Obama, Secretary of State Hillary Rodham Clinton and NATO leaders have warned that Syria’s use of chemical weapons would be met with a strong international response, but none has specified what the United States and its allies would do in the event such weapons were used.

“I don’t want to pre-suppose what the president is going to do with the Cabinet, but I think what must be understood is that the use of those weapons is for us a qualitatively different situation and frankly countries in the region also view it that way,” Robert S. Ford, the U.S. ambassador to Syria, said Thursday at a forum hosted by the Foundation for Defense of Democracies think tank. “And so it will change our calculations in a fundamental way, change completely the approach to the Syrian problem.”

Ford added, “We want to be very clear, very clear to the Syrian government, as its situation deteriorates, they must not deploy these weapons, they must not deploy them.”

Until now, the United States has refused to arm the rebels, fearing such weapons might fall into the hands of Islamic extremists fighting the Syrian regime. Instead, Washington has provided the rebels only with humanitarian aid and communications gear.

The reports of Syrian troops preparing chemical weapons appeared as representatives of 70 nations calling themselves the “Friends of Syria” prepared to meet Dec. 12 in Marrakesh, Morocco, to discuss the crisis. At the gathering, Clinton was expected to recognize the recently formed Syrian opposition, a broad coalition of rebel groups both inside and outside Syria.

The New York Times on Wednesday reported that U.S. intelligence officials had detected that Syrian troops have mixed together small amounts of precursor chemicals for sarin, a deadly nerve gas, at one or two storage sites, and that the chemical weapons could be used in bombs and artillery shells. Syria has said it would not use such weapons against its own people “in any circumstances.”

The four senators also urged the administration to consider the use of military force to secure Syria’s chemical weapons if Assad’s regime collapses.

“There is a unanimous view here today that we support President Obama in announcing a red line and prompt consequences should Bashar al-Assad take the unthinkable step of using advanced chemical weapons against his own people, said Coons, a member of the Senate Foreign Relations Committee and the first Democrat to join the group of Syria hawks.

Separately, Sen. Bob Casey, D-Pa., chairman of the Foreign Relations Subcommittee on Near Eastern and South and Central Asian Affairs, on Thursday laid out other steps he thinks the Obama administration should take to assist the Syrian opposition that go further than anything he has advocated to date.

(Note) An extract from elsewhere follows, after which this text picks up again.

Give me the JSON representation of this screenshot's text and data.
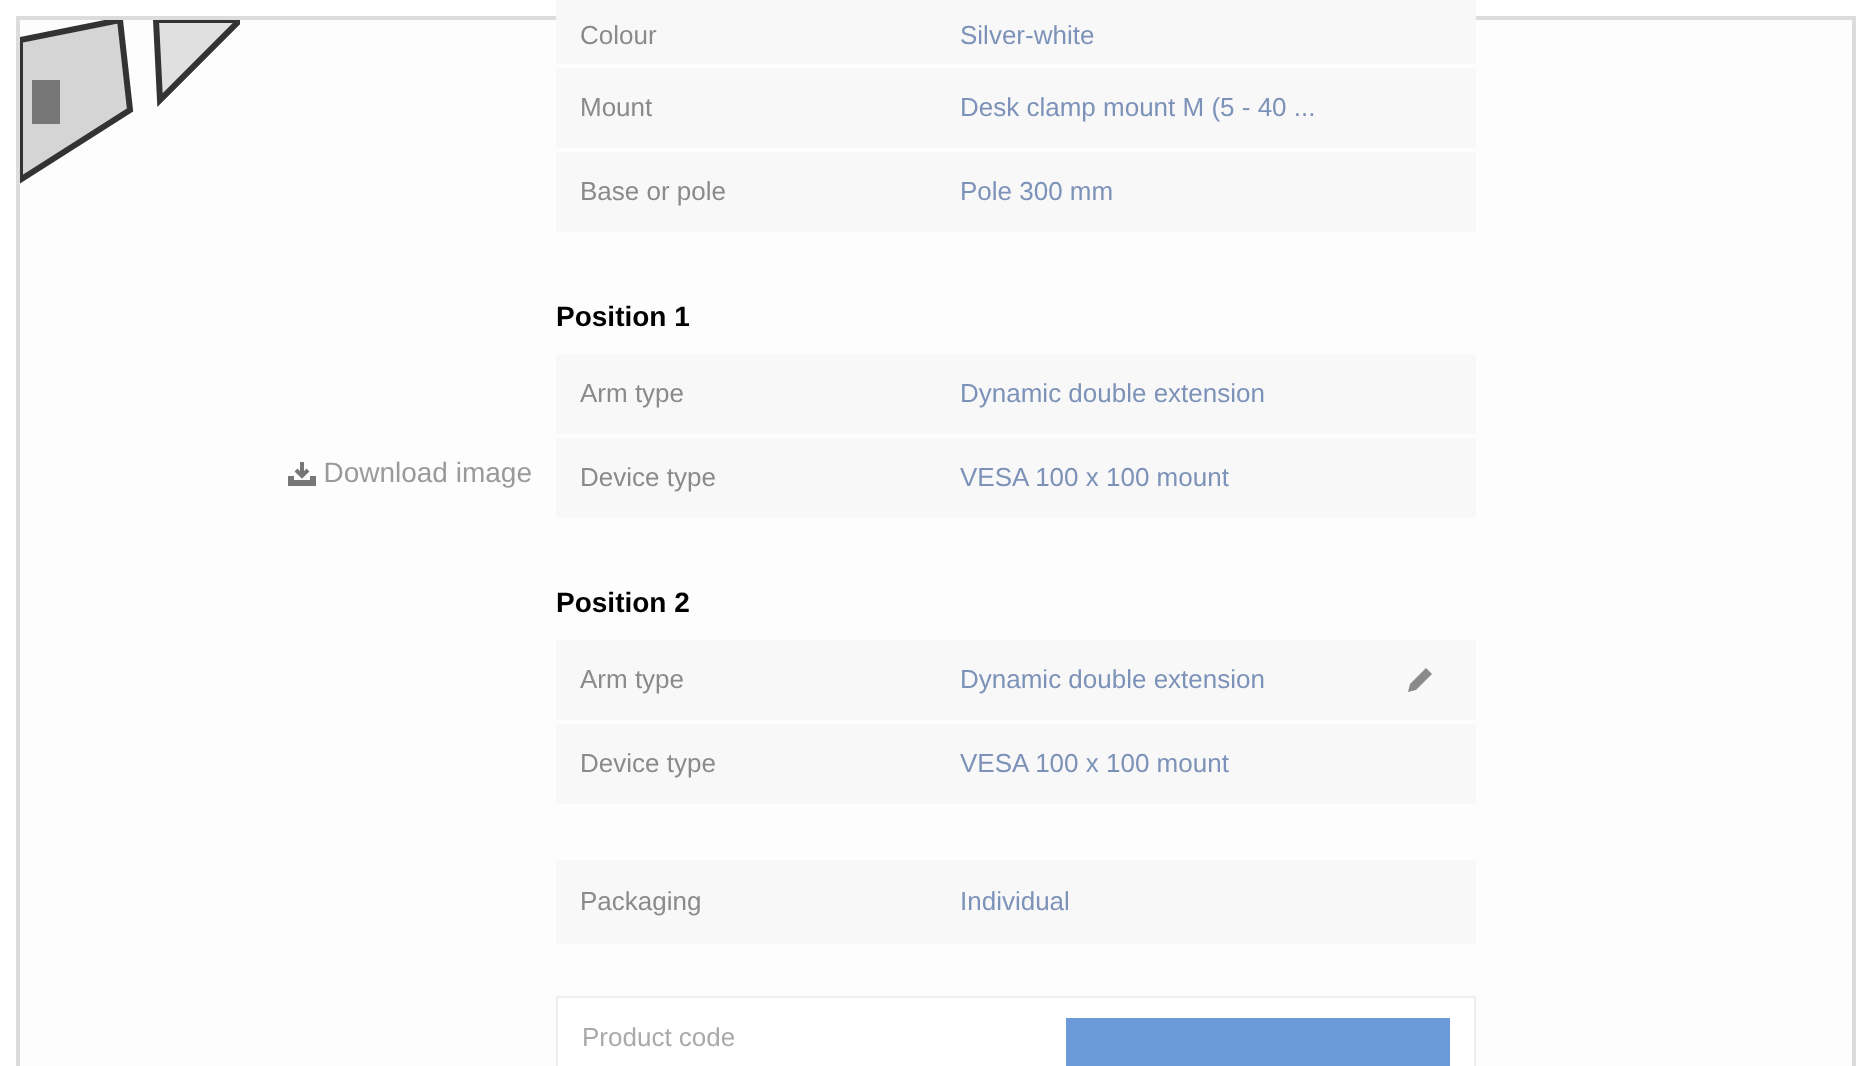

Speaking at the Foundation for Defense of Democracies event, Casey called on the administration to consider taking out Syrian government fighters by using surface-to-surface Tomahawk missiles. He emphasized the targets would be Air Force planes about to take off, rather than in the air.

He added that the administration should consider other ways the United States can “hamper the ability of the Syrian Air Force to conduct aerial attacks on civilians.”

Casey also said the administration should consider initiating monetary support and security cooperation with “heavily vetted opposition groups that are committed to the democratic process and universally accepted human rights.” Security cooperation would include training and intelligence sharing, but not, notably, providing arms, as some other lawmakers have advocated.

“If we can help them, and help them on this front in a way that does not exacerbate international opposition dynamics, then we should,” he said.

Lawmakers’ push for new U.S. action comes as the momentum on the ground in Syria appears to be shifting in the rebels’ favor.

“I think the direction of events on the ground, the direction is very clear now,” Ford said. “When Damascus airport, which is not far from the city, they have to close it because it comes under attack of armed opposition forces … when armed opposition groups seize control of air defense sites inside the outer Damascus beltway, the writing is on the wall.”